On 07/04/2015 11:59, @Amelia wrote:
As for filling the bubble, I kind of thought that was already what was
happening and based my suggestion on that.
Or you can just check my sample code in description. It need tweaking,
missing imports and a suggested config option.
It is lightweight.
It is based on Quarry chunkloading but much more restricted.
Hardcoed default graceticks may need adjustments and tests.
It does not destabilize balance or bring significant game change.
It is a very small less than 20 lines commit.
Logic match expressed needs and requirements, (I checked it, but
3rd-party check is welcome)
IMHO: Any change in spring regen size or rate should be subject to a
distinct issue# and discussion. Refilling entire bubbles? why not? But
it is a whole distinct while similar issue.
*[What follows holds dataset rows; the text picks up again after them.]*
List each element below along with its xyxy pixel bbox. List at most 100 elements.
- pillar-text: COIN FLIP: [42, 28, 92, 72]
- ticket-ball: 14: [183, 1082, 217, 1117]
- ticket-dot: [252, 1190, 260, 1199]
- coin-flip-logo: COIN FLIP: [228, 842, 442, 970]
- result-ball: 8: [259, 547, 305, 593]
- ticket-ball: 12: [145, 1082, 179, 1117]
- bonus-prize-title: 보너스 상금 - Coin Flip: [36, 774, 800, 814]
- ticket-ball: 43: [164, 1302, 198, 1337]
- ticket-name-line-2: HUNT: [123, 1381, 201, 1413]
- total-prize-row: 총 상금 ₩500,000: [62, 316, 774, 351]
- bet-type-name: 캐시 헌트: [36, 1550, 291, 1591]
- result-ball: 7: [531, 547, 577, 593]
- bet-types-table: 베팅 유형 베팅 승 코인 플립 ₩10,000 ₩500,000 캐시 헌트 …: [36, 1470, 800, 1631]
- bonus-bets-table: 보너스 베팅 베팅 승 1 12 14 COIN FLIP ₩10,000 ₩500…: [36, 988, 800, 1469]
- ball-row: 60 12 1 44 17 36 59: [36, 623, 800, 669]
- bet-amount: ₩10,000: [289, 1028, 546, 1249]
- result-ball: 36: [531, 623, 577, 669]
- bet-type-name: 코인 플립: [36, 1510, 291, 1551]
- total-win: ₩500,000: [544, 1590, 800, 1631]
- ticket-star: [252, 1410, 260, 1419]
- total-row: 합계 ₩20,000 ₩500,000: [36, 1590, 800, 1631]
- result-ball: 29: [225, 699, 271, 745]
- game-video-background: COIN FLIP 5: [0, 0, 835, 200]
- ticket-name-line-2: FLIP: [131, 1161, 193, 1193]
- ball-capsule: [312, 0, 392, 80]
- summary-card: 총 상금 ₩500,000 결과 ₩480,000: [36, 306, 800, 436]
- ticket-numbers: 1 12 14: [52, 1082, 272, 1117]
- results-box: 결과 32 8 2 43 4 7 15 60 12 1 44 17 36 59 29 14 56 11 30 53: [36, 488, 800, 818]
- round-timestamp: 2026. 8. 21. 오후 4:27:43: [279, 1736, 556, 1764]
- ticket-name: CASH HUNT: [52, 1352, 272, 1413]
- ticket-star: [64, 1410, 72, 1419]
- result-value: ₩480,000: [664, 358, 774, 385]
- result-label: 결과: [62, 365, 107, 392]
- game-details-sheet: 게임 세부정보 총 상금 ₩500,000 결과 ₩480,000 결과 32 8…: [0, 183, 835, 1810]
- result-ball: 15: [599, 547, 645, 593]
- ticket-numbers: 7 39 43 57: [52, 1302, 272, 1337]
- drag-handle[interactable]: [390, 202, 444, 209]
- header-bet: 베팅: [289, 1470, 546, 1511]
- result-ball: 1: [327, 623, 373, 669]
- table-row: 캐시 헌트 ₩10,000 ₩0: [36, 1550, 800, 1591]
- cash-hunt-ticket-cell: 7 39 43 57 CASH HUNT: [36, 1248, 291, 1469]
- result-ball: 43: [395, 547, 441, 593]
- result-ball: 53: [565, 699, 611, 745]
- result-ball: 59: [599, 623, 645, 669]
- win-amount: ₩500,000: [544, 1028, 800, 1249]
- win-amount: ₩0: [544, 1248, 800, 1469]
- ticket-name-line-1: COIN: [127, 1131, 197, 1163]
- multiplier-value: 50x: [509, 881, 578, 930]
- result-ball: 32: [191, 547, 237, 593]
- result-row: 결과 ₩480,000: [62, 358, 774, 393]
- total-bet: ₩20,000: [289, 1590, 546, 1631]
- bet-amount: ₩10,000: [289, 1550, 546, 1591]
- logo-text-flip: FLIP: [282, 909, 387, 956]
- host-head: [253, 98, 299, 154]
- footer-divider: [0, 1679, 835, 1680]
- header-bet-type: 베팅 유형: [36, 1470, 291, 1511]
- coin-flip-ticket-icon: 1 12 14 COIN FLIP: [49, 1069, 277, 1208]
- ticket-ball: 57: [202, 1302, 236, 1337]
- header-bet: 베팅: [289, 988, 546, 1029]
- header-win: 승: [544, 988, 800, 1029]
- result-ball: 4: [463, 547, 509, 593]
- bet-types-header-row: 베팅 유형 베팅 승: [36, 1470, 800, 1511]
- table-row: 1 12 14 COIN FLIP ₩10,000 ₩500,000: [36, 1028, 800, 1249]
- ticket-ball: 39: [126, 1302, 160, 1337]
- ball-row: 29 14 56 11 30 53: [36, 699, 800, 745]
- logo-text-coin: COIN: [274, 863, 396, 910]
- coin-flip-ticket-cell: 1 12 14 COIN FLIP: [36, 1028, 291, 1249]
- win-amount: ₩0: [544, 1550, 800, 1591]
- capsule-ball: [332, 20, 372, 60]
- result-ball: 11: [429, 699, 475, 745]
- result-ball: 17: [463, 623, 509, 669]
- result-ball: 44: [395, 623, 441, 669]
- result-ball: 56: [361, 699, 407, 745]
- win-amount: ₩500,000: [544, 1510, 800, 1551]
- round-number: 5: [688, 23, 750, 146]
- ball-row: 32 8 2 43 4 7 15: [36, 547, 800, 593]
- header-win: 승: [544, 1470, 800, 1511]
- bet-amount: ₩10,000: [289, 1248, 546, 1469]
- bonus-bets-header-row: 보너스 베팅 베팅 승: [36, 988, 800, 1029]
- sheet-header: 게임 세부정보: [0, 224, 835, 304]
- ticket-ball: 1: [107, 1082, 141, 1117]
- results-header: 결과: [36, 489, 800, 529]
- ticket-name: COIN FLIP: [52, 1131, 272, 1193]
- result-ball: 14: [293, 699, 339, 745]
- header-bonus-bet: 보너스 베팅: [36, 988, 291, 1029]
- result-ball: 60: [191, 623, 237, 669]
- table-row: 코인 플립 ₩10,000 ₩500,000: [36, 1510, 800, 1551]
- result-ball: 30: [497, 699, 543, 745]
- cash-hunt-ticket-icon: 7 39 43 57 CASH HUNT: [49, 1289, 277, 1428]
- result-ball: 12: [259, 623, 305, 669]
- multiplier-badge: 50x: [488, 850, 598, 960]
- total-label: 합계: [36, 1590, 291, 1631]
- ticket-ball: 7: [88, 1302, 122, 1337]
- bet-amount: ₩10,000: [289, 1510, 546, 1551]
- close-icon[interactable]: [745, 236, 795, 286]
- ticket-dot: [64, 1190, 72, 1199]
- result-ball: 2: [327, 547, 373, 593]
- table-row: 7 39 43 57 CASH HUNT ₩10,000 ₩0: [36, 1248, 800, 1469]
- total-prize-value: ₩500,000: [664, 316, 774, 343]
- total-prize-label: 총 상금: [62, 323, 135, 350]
Lets stick to subject here:
- Making useful exploitation of spring regen, can benefit from some
chunk loading help. - For now, there are no real use of it because no one would keep a
pumping infrastructure, energy, pipings and chunkloading gears for an
oil spring regenerating 1 block of oil every 1 or 2 Minecraft days and
only if block above is not already filled.
I'd say it is a game-play non-sense to let springs as-is.
I know no one making any use of current spring regen.
I have another idea.
Why not give the spring a tank or container that holds oil and as long as that has oil it will keep replacing the air block above itself with an oil block if that is being taken away and take that oil out of its tank until it's empty?
You can use the method with the timestamps to refil that internal tank and add oil each time it would otherwise spawn a new block of oil now if it was chunkloaded. Do this even if the block above it is covered.
Have a limit of maybe a 1000 buckets or so to the tank? I've pumped over 5000 buckets of oil out of a large well before so 1000 is not too silly I think.